One hundred years on since Perry’s birth, the brand that carries the name of the last British man to win Wimbledon has kitted Murray (and his brother Jamie) out with a wardrobe drawn deep from the traditions of the label. The monogramming harks back to the 1960s, when Fred Perry provided bespoke lines for clients and friends such as John F Kennedy and later Billie Jean King.

But the kit does much more than nod towards the founding history of the brand. Murray, once the scruffy, lanky kid in the oversize shirt and baseball cap, appeared on the stage a man, in both dress and increasingly imposing physique.

He may only be 22, but in so many ways the past year has seen him bid farewell to the excuse-making and petulance of his youth and emerge as a member of the tennis elite, and a genuine contender for the Grand Slams.
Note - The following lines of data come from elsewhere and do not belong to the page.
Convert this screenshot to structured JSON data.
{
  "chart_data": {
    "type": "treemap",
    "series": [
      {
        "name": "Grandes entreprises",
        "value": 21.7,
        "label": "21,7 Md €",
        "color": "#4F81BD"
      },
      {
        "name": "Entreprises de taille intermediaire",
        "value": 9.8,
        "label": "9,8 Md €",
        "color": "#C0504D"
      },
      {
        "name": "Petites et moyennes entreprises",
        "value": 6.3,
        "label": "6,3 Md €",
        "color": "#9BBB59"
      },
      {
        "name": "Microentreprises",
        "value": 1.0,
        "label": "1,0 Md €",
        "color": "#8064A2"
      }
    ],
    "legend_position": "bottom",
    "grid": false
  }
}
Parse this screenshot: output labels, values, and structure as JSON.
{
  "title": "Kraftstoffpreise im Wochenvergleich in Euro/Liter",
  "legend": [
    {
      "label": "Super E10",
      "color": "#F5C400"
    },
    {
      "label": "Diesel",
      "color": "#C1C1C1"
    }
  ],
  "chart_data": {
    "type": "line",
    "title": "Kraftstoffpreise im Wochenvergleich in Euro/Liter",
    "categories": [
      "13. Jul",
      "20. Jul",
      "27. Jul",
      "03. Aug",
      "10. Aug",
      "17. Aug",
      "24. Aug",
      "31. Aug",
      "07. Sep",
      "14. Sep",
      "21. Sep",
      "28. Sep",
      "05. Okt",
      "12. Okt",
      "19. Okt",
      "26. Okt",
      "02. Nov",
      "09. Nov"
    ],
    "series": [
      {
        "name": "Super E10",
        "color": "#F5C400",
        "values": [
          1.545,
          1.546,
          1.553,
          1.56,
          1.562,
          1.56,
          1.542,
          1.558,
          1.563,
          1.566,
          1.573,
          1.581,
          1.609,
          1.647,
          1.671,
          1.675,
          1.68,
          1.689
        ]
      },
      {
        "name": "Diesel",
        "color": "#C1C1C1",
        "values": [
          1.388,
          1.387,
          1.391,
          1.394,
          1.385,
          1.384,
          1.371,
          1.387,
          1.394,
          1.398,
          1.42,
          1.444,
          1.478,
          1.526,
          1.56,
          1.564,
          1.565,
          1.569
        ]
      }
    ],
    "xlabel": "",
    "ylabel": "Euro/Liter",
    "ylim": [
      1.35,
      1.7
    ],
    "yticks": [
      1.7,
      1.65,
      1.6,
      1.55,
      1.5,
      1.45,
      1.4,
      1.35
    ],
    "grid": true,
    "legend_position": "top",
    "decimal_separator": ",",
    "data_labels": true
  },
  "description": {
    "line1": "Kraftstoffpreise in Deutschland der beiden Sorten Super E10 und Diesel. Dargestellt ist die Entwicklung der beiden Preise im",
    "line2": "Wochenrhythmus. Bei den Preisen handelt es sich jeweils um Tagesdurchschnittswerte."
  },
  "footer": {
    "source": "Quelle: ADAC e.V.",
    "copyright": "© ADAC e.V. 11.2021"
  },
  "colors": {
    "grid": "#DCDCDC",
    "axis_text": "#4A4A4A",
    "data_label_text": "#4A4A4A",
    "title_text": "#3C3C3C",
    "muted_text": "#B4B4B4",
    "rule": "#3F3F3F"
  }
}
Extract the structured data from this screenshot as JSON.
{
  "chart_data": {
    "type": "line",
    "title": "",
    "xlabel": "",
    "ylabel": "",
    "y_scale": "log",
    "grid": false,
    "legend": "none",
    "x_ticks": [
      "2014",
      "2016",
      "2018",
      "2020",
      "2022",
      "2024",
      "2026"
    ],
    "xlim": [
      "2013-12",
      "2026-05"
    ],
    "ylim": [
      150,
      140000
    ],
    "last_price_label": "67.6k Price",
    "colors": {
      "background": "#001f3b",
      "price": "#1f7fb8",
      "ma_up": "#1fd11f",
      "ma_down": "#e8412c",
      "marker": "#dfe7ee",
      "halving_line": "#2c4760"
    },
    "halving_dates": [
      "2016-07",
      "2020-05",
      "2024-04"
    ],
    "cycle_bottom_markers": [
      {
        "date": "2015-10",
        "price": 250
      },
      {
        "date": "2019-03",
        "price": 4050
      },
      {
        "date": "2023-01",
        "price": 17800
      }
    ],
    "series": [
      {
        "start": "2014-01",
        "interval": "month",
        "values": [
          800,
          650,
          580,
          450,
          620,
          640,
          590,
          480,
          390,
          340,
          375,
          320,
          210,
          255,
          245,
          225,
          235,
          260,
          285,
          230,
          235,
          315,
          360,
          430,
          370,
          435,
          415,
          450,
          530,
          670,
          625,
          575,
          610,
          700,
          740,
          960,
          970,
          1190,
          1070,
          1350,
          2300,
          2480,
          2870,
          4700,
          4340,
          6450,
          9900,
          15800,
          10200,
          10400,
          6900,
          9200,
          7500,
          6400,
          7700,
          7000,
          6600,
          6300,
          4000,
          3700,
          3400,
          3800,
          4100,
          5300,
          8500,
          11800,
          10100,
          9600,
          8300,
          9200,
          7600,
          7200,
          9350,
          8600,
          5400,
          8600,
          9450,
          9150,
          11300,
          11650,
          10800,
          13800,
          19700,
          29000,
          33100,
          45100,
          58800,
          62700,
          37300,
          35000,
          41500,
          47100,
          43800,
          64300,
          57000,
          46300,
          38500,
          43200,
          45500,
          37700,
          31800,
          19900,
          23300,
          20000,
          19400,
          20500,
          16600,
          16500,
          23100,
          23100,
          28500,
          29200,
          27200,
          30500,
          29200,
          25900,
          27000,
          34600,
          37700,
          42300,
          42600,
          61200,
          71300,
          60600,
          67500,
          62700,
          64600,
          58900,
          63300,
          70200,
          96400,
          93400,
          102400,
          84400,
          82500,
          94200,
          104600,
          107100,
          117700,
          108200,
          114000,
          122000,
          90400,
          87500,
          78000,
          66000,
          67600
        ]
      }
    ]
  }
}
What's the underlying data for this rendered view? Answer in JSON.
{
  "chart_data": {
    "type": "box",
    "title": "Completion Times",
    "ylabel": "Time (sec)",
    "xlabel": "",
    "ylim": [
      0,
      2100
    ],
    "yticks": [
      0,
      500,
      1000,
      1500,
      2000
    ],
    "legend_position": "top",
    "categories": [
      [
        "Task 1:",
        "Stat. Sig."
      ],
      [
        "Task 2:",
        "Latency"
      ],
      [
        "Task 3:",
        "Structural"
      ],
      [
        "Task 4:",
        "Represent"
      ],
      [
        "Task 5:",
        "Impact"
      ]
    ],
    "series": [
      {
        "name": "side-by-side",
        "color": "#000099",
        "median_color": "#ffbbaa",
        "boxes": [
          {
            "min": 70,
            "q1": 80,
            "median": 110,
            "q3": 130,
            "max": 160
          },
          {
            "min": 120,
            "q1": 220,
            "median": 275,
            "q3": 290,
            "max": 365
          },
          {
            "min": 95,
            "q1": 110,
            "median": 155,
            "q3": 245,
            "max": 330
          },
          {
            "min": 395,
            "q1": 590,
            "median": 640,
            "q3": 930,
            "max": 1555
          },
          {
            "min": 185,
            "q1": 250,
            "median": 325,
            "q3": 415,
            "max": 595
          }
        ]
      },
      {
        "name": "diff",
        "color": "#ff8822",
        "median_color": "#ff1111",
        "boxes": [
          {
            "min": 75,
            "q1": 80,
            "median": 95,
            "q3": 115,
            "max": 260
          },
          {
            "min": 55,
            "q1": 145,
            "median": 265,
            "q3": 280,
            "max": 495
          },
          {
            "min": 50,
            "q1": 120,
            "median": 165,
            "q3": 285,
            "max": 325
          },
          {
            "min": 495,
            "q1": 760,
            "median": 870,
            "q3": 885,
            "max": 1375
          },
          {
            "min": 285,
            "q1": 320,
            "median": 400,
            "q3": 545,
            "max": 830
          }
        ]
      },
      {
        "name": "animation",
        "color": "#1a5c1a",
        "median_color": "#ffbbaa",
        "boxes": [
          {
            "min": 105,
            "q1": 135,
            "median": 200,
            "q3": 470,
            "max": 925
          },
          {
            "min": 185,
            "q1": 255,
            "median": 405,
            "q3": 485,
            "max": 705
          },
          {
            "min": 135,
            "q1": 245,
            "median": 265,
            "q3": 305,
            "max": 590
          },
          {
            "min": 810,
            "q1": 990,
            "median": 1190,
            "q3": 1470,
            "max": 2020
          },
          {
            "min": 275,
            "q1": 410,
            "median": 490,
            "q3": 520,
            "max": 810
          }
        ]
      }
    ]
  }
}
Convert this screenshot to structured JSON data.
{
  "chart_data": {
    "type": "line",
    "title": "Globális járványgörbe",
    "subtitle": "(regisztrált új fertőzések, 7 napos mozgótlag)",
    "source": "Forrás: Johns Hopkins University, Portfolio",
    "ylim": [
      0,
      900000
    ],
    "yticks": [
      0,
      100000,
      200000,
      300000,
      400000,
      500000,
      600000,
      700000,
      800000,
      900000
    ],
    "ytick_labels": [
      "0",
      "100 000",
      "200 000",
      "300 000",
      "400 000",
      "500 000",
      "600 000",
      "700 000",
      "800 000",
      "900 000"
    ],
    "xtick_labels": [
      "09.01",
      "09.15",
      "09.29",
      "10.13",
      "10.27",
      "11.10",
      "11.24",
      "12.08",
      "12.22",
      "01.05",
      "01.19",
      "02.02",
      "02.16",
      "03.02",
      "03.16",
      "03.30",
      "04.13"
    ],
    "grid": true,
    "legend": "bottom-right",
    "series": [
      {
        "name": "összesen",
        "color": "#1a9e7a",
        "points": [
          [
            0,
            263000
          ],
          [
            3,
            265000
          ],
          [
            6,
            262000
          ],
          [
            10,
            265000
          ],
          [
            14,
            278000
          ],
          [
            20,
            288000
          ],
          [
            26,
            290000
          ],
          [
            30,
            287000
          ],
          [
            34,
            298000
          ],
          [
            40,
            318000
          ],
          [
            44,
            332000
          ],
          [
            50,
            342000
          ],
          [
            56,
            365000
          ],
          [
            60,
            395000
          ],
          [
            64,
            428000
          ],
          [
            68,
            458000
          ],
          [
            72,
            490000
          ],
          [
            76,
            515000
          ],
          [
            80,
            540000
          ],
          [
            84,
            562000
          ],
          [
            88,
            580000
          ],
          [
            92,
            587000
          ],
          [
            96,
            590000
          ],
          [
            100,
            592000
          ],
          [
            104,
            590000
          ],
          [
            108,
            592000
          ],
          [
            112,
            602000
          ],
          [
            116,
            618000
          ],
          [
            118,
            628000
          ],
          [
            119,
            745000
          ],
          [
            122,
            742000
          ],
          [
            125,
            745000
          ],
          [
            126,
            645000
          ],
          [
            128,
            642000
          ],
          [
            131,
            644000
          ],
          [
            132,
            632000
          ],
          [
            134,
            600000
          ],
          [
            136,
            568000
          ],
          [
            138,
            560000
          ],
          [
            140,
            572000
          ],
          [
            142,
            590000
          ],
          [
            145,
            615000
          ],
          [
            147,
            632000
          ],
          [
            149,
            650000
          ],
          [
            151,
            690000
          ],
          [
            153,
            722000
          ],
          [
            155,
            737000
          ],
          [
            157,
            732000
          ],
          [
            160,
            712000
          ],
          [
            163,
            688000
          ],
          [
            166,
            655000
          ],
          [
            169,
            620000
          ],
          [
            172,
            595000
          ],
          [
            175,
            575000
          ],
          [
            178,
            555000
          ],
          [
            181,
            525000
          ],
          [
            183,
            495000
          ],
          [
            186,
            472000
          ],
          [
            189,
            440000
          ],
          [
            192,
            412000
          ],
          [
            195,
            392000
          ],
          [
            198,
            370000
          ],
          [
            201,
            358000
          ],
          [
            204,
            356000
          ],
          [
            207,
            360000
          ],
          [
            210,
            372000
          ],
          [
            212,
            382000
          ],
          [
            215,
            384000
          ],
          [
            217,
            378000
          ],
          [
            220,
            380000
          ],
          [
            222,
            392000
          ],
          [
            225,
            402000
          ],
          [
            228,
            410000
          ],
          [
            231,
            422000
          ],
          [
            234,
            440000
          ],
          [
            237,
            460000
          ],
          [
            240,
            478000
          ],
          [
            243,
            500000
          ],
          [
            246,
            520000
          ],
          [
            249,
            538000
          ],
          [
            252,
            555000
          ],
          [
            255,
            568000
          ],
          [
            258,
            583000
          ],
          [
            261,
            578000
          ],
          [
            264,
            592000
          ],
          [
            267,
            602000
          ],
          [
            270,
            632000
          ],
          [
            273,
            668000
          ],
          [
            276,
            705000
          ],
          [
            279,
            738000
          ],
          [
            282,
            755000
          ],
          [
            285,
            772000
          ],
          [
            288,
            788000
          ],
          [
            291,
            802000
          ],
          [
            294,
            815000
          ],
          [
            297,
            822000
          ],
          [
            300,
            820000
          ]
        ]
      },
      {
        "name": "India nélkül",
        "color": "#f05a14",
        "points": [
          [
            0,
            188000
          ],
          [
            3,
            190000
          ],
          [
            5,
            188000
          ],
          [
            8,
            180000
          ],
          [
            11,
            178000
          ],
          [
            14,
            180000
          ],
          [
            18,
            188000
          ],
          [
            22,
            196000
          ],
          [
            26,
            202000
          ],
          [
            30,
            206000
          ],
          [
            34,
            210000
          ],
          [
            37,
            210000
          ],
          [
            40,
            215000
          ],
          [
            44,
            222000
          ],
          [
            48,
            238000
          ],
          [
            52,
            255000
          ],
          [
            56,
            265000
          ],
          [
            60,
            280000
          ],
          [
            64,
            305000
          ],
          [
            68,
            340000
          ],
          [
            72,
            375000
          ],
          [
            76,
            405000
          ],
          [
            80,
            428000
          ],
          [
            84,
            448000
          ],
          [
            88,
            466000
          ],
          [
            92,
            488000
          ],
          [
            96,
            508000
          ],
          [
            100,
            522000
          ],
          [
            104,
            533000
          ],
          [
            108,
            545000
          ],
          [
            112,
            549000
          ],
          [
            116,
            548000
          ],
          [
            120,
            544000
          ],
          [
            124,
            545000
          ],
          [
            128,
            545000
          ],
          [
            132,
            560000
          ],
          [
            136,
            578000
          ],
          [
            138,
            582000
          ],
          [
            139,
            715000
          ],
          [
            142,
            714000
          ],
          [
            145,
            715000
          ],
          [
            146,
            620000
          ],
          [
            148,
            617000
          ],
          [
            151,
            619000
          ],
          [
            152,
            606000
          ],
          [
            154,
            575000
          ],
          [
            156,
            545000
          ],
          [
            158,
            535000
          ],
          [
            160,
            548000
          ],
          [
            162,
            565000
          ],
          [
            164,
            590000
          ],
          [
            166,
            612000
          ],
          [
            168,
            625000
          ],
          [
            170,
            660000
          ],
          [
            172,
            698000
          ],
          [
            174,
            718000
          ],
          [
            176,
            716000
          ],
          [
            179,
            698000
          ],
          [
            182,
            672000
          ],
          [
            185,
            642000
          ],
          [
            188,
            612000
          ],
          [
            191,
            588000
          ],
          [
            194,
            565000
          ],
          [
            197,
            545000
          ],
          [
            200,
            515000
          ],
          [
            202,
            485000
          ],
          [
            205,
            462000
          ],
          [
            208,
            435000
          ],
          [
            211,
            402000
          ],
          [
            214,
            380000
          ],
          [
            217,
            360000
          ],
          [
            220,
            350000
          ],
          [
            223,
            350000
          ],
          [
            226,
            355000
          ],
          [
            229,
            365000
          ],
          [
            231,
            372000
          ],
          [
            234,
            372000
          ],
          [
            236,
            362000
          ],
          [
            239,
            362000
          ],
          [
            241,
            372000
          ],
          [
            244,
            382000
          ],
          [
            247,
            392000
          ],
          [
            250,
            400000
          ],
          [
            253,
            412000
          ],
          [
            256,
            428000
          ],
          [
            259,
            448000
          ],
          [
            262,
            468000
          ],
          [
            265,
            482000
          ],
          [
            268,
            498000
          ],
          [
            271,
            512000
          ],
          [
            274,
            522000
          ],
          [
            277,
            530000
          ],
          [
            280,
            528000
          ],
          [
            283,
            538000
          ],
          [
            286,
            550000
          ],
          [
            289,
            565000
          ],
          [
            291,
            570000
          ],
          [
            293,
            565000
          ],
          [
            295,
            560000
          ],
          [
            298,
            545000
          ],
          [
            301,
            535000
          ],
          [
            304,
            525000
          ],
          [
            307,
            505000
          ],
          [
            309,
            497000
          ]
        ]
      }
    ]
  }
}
It is something that even the self-effacing Scot will admit without any sense of boast or bravado.

“I expect a lot of myself in the big tournaments,” said Murray, speaking after the kit launch. “Since Wimbledon last year, where my game kind of kicked on, I’ve started to improve. I learned that I was in much better shape but I needed to get much stronger.

“I’ve done that now, and the physical side of things had made me much stronger mentally. I feel like I can win the big points now.”

But confidence is contagious, and the British public need little encouragement to set their expectation levels to stratospheric. Murray, a teenager through the Henmania years, is aware of the impending Andymonium, and determined to not let it get to him.

People in the past have used it [the hype] as an excuse to explain why a British player hasn’t won Wimbledon,” he said. “But I personally don’t feel like it makes any difference once the tournament starts. It’s a little bit more stressful before, but once the tournament starts it’s not different to the other slams.”

He was asked whether or not the revamped image and comparisons with Perry would heap more pressure on him to produce, but Murray considers himself his own man, and believes the difference in eras and evolution of the game comfortably separates him from such pressure. The real problem remains where he is most comfortable – on the court, challenging two of the best players of all time.

“What Fred Perry and those guys did back then was great,” said Murray of Perry’s career Grand Slam, “but very different. Three of the four slams were played on grass, whereas now the surfaces do play very differently, so it’s great what Roger did, and it’s great what Rafa’s going to do.”

“For me [comparisons with Perry] doesn’t make any difference to my performance, whatever the press or media say. I think it’s a nice thing to do for his 100th birthday. I’m not looking for people to compare me to Fred Perry.”

Murray doesn’t look for comparisons with anybody. He is now a man, and his own man at that.